PEP provides built-in facilities to address the first two issues, but not the third. PEP must be properly configured to enable BIDS support for specific columns. Contact the PEP team to have such configuration applied.
Uploading BIDS data
To store BIDS data into PEP, uploaders themselves should ensure that a BIDS data set contains information on a single subject, for example using (third-party) tooling to split an existing multi-subject data set into multiple sets for individual subjects. Once each subject's BIDS data has been placed into a separate directory, uploaders invoke the
pepcli store command, using the
-i) switch to specify (the path to) that directory, e.g.

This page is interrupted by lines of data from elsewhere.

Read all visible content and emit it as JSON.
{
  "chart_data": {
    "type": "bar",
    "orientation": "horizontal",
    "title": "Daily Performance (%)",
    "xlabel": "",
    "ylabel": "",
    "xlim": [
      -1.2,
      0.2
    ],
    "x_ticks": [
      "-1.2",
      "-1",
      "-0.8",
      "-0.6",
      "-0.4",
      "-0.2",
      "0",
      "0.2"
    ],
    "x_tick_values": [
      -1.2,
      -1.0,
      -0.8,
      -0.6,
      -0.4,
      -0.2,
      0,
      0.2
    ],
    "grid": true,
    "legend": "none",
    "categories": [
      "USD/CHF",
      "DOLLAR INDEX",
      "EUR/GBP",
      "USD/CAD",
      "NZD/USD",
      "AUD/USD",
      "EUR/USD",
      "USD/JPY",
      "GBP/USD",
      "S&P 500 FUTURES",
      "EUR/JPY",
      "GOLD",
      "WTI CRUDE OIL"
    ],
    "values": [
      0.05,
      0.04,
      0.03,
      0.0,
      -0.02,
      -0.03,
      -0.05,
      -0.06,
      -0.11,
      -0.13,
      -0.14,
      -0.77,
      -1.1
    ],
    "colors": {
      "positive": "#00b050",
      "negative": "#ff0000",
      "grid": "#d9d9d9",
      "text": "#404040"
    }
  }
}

/app/pepcli store -sp POM1MR3956833 -c Visit1.MRI.Anat --i ~/mri/anat/5EEDECA6-B70D-11EB-8529-0242AC130003
PEP will (look up and) replace the participant's short pseudonym by a placeholder, then put the entire directory's contents into a
tar archive and store that into the specified column. Downloaders of the column's data should ensure that they (have PEP) apply appropriate post-processing.
Downloading BIDS data
BIDS data can be downloaded by means of the
pepcli pull command by just including it in the set of columns, or by specifying a column group containing the column. E.g.:
/app/pepcli pull -P all-ppp -c Visit1.MRI.Anat -c IsTestParticipant
While data are usually downloaded onto the local file system as a single file, columns configured with BIDS support will produce a directory instead. The directory will be named after the column (e.g.
Visit1.MRI.Anat in the example) and filled with the files that were originally uploaded. Within those files, however, any values originally containing the MRI data's short pseudonym will have been replaced by the user pseudonym for that participant. The user pseudonym can then be used as a identifier for the subject (and/or for the subject's MRI data) during further processing. It should be noted that
- a substring of the user pseudonym will be used, matching the length of the original short pseudonym.
- if downloaders wish to join MRI data for multiple subjects into a single BIDS data set, they must do so themselves (e.g. using third-party tooling).
pepcli getcommand provides no support for the BIDS format, so its use will produce the originally uploaded
tararchive, containing placeholder values instead of user pseudonyms.